Arab Weekly sources in Shabwa revealed the presence of Muslim Brotherhood-Houthi coordination in the area to target the Arab coalition forces. Attempts to engage coalition forces in the Balhaf area in skirmishes coincided with sit-ins in front of the coalition headquarters in al-Alam region carried out by members of tribal groups from the governorate known to have ideological and political links with the Houthis. These groups previously raised Houthi slogans and one of their elders, Sheikh Saif Nasser al-Mihdhar, appeared on Houthi TV channels being received in Sana’a by the head of the Supreme Political Council, Mahdi al-Mashat, during confrontations between his tribe and coalition forces.
The sources said that the Al-Sada tribe (the al-Mihdhar clan), which fought in battles against the Shabwani elite forces and the Arab coalition forces in July of last year at the behest of Houthi forces, began organising armed protest activities in front of the coalition camp in Al-Alam in coordination with the Muslim Brotherhood and the local authority in Shabwa, in an indication of the close nature of the Houthi-Brotherhood relationship, which has remarkably emerged in broad daylight in liberated provinces dominated by the Qatari current in the legitimate government, such as Taiz, Shabwa and al-Mahra.

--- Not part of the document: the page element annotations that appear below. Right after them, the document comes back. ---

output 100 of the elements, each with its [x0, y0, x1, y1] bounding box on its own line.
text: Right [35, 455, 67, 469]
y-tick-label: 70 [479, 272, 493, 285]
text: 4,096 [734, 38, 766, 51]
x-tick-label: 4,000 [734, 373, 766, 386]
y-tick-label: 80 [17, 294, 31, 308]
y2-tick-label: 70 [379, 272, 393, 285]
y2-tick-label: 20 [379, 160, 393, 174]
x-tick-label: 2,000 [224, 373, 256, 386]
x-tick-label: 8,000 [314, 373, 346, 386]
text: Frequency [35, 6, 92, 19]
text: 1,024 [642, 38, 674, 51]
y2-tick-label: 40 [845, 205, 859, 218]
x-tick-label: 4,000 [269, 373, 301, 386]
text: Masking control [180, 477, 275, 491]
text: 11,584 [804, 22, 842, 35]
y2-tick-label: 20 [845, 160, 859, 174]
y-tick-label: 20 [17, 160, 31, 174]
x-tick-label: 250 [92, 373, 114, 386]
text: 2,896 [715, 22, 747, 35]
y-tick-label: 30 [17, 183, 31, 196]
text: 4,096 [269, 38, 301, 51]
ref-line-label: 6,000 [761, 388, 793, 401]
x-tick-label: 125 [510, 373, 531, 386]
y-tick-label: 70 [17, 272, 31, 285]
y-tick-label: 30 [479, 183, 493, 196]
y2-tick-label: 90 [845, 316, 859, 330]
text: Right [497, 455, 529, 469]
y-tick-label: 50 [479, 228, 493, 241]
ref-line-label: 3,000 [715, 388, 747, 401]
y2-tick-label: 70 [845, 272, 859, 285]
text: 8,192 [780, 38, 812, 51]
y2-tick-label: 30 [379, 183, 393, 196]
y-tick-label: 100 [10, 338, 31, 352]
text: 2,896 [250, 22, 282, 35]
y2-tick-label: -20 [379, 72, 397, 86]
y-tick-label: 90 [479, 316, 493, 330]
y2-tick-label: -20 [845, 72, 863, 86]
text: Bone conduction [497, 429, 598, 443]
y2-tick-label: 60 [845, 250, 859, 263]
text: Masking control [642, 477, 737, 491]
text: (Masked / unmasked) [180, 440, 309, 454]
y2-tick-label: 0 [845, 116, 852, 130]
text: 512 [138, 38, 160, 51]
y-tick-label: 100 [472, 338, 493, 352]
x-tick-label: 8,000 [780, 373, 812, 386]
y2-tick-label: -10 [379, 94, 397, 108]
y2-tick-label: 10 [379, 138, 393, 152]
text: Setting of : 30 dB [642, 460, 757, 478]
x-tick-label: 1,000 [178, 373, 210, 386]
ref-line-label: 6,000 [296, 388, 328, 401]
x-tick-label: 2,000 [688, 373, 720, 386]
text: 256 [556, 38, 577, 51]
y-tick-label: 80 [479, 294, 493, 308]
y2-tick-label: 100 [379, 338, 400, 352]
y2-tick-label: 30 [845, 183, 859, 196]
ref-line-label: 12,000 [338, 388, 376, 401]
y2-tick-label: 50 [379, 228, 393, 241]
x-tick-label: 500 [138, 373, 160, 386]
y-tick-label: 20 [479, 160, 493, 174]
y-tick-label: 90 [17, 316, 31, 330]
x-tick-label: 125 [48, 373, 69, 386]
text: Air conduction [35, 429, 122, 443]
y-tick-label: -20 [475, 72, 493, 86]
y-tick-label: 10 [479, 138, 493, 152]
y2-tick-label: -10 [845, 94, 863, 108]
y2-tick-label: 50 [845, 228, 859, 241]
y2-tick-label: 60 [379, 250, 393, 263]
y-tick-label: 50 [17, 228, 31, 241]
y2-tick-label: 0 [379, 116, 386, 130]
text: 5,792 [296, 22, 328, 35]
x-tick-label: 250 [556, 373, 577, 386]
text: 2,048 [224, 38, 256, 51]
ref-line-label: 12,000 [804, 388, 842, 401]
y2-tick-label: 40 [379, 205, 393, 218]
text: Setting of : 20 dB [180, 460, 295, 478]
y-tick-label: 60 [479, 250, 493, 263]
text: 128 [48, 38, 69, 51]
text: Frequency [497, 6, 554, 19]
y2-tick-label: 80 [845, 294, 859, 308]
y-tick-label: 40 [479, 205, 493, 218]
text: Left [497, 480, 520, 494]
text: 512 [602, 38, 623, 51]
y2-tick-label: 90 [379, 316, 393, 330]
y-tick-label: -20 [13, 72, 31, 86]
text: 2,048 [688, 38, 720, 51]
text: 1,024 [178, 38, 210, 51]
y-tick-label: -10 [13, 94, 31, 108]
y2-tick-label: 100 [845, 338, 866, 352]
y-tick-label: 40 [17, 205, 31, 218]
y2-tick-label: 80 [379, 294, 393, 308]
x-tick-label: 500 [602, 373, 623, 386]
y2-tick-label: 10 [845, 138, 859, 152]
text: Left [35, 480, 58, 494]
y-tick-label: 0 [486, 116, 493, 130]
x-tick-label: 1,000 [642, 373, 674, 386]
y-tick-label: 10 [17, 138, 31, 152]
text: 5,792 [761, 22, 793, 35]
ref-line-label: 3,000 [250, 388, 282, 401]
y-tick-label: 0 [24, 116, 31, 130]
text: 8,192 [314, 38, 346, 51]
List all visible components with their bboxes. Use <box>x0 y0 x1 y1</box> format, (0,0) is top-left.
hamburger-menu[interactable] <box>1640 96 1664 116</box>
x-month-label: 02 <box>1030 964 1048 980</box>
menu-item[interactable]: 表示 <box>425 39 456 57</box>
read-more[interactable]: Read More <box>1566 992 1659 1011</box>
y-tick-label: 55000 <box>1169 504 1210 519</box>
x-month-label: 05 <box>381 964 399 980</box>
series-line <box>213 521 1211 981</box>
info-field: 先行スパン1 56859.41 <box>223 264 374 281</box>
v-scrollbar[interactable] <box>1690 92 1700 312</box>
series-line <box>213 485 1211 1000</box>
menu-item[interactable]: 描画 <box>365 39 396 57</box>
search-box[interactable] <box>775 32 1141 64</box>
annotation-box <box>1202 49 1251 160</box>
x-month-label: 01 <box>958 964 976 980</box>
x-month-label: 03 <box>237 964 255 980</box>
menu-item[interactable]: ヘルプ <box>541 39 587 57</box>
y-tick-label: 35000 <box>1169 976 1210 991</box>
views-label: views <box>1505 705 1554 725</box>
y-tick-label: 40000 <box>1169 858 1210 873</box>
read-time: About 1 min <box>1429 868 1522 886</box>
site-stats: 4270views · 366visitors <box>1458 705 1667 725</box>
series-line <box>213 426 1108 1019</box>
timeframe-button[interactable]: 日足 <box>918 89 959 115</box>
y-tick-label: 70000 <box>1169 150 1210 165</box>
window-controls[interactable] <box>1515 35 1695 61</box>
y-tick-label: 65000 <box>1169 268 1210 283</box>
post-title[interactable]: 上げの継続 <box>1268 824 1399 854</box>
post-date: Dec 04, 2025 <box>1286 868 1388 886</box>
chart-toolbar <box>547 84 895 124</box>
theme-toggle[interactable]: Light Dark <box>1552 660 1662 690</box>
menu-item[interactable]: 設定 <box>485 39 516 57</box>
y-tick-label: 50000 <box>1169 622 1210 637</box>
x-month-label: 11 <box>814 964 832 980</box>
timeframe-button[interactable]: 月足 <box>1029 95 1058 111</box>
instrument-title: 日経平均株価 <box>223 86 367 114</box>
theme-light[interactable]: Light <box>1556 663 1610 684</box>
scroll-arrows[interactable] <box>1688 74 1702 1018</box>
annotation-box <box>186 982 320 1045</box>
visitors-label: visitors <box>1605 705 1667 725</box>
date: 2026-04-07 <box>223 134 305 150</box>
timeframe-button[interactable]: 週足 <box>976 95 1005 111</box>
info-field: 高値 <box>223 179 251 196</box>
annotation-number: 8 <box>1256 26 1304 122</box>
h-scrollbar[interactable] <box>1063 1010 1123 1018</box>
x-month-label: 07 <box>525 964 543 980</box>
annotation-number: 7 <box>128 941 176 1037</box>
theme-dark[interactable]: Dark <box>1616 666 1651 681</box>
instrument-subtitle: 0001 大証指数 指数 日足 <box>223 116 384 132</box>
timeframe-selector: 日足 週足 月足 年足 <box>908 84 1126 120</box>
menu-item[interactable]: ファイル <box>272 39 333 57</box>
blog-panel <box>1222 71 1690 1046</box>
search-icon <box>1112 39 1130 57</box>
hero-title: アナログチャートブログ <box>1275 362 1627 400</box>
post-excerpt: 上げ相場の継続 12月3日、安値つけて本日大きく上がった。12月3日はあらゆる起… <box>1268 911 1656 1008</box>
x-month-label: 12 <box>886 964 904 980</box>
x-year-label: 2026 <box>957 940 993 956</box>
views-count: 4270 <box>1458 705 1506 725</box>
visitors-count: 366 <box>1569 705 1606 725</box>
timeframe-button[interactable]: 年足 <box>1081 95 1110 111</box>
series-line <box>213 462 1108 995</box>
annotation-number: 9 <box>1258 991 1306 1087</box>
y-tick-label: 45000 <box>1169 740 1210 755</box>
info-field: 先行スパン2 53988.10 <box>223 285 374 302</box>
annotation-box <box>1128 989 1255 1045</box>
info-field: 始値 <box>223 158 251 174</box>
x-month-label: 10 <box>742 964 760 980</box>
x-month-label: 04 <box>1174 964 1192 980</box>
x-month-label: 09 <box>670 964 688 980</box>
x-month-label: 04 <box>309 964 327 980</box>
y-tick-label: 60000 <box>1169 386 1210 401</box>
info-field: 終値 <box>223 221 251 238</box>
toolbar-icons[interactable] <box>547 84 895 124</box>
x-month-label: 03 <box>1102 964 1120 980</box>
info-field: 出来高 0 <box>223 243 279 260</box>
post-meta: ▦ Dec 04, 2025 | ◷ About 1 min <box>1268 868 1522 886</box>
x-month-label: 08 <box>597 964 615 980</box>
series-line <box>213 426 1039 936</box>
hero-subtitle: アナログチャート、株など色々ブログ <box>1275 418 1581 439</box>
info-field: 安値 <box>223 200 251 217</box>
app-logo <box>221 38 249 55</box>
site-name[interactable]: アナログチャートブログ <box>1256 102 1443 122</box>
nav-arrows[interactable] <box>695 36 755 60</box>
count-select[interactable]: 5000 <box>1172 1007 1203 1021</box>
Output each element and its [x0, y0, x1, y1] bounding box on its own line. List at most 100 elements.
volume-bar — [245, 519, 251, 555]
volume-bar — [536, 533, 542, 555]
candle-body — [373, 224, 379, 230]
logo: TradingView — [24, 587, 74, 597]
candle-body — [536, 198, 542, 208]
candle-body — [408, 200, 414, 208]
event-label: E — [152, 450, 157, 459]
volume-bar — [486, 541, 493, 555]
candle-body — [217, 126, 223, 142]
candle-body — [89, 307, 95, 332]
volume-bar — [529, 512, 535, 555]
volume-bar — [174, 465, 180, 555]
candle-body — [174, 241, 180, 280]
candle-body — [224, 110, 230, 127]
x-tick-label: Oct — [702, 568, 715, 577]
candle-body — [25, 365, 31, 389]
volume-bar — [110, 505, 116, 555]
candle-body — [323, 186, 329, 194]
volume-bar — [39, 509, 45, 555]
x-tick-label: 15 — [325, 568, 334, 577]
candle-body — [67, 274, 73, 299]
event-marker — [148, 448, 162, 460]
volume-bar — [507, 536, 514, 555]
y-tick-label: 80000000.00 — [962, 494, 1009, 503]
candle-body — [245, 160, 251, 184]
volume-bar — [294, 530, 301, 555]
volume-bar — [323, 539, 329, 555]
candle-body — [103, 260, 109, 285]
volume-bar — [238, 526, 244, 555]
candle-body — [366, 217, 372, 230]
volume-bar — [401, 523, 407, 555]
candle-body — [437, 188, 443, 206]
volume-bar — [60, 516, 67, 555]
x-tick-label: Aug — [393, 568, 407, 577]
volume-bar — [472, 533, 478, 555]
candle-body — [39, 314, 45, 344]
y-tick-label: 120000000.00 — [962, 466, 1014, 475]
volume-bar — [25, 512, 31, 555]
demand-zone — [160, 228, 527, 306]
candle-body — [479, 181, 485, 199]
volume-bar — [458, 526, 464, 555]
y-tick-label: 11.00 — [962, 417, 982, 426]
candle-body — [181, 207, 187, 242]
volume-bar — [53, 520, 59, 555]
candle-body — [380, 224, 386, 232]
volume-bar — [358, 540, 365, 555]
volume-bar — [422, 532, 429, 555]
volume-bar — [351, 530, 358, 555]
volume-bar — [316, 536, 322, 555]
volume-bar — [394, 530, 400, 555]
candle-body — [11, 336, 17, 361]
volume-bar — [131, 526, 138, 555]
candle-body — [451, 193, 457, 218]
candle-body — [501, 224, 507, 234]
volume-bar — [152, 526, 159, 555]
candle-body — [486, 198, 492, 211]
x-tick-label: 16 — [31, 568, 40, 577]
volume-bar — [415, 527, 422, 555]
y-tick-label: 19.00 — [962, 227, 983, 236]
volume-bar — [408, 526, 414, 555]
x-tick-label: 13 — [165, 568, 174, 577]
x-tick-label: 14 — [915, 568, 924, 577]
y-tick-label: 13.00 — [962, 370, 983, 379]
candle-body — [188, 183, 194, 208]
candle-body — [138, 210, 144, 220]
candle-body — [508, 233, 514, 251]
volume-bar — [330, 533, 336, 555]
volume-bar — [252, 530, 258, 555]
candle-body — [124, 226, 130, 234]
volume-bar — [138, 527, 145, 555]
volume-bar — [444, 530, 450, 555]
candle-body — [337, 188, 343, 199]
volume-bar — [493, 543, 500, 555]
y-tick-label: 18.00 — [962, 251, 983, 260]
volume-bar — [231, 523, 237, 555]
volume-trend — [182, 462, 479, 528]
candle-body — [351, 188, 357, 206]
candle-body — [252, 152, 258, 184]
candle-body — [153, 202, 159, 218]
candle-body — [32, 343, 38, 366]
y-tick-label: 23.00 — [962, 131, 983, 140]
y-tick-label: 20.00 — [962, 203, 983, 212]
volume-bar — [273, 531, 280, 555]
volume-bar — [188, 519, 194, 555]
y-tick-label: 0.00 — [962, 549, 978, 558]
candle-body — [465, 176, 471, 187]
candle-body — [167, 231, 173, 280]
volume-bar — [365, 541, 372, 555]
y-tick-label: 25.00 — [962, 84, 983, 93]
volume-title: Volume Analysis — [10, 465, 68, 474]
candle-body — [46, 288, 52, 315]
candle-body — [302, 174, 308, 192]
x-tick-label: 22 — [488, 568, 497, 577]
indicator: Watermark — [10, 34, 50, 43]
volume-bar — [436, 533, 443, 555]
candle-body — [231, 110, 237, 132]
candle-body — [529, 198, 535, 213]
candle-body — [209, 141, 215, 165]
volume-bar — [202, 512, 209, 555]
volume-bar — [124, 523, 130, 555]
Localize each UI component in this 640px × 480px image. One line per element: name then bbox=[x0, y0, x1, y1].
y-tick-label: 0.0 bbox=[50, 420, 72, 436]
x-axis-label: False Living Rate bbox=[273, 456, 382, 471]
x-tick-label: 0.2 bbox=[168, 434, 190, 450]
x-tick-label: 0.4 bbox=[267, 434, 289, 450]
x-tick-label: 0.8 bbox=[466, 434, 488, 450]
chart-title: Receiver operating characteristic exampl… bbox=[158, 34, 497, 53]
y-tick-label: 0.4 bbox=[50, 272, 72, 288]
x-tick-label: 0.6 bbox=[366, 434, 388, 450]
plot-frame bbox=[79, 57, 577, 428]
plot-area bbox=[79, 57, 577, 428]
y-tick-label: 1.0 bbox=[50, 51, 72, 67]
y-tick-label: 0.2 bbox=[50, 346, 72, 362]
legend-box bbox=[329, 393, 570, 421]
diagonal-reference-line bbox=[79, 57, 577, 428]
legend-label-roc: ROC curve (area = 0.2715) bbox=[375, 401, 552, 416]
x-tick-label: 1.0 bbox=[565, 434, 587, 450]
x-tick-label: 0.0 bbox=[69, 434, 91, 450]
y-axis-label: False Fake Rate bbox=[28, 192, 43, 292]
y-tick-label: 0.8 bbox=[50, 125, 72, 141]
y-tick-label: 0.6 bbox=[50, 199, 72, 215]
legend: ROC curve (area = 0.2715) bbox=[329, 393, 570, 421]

Qatar and Turkey are showing increased interest in the oil and gas-rich Yemeni province of Shabwa overlooking the Red Sea, which observers say will be Ankara’s crossing point into the Yemeni file, given the remarkable Turkish intelligence activity in the governorate under the guise of actions by so-called “humanitarian organisations” in addition to Muslim Brotherhood militia recruitment and training camps funded by Qatar and led by resigned Yemeni Transport Minister Saleh al-Jabwani and a number of military officers loyal to Doha.
Political sources linked the increase in Qatari activity in Yemen to growing indications that the new Yemeni government will soon be announced in accordance with the Riyadh Agreement signed between the Yemeni government and the Southern Transitional Council (STC), which is strongly opposed by the Qatari current in the legitimacy camp and the Muslim Brotherhood, for fear it will limit Qatar’s growing influence in the liberated areas.
Military action is escalating between the Yemeni government and the Houthis amid efforts to push parties to take the political path by implementing the Riyadh Agreement and efforts to forge for the broadest possible consensus on UN envoy to Yemen Martin Griffiths’s plan (the joint declaration), before it is submitted for a vote in the UN Security Council.
Griffiths is visiting Riyadh to present the latest revised version of his plan for a comprehensive ceasefire in Yemen and the accompanying political, economic and humanitarian arrangements, at the start of a new regional tour that may include Sana’a and Muscat.
Arab Weekly sources expressed significant doubts that Griffiths’ plan will be approved by any parties to the Yemeni conflict, given the stumbling occurring on implementing the Riyadh Agreement and lack of progress in implementing the Stockholm Agreement, including the less complex files such as economic arrangements, prisoner exchange and even the ceasefire in Hodeidah that completely crumbled recently due to renewed confrontations between the joint resistance forces and the Houthi militia south of Hodeidah.